The plaintiff applies for a temporary injunction restraining the defendants, former employees, from soliciting and serving plaintiff's customers. On October 31, 1960, plaintiff purchased a diaper service business; both defendants had been employees of the business, the defendant Adelman as supervisor-salesman for some four or five years, and the defendant Mund as a routeman-salesman for some seven or eight years. Within two or three days of the purchase, Adelman left plaintiff's employment voluntarily; within ten days of the purchase, Mund left plaintiff's employment voluntarily. Shortly thereafter, Adelman commenced his own diaper service business, and employed Mund as a routeman.
The plaintiff has since found that prospective customers who had made reservations for service have cancelled their reservations and have instead engaged the service of the defendant; other customers previously served by the plaintiff have cancelled their commitments and are now served by the defendants. These prospective and actual customers had been procured or served by Mund while employed by the plaintiff or plaintiff's predecessor. In addition, it appears that Adelman had access to plaintiff's list of customers, and Mund had served approximately 200 of the plaintiff's customers.

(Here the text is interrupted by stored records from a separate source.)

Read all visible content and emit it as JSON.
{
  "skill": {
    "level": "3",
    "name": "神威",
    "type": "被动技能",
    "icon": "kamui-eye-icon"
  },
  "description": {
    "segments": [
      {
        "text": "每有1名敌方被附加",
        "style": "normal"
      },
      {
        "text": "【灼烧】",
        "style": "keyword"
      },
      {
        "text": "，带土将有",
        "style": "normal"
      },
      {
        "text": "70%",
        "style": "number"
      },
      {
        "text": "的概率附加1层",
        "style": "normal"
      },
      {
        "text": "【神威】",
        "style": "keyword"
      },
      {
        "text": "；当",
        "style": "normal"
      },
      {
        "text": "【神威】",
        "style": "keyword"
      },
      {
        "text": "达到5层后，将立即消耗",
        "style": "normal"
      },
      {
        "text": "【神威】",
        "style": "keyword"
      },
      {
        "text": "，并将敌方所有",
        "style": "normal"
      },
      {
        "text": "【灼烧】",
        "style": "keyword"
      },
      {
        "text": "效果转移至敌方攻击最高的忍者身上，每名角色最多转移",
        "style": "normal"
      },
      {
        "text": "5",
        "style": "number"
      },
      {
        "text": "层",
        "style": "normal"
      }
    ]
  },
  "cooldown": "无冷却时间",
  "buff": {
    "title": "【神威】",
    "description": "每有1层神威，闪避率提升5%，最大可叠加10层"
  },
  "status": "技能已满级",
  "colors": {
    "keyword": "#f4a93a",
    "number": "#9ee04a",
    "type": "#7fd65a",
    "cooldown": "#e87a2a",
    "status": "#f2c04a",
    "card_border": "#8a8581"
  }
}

The defendant's resistance to the application stems from their claim that the former customers of the plaintiff now served by them sought their service because of dissatisfaction with the plaintiff, rather than because of solicitation. This explanation stretches credulity, in light of the undenied circumstance that the defendants became the beneficiaries of the dissatisfaction within a short time after Adelman established his competing service. The defendants further contend that in many instances the customers changing their patronage were motivated by their desire to continue business with Mund. Nevertheless, the affidavits produced from such customers are stereotypes which are not convincing under the factual pattern, and do not persuade the court that some solicitation, however indirect and vaguely phrased, did not precede the discontinuance of plaintiff's service. Finally, the...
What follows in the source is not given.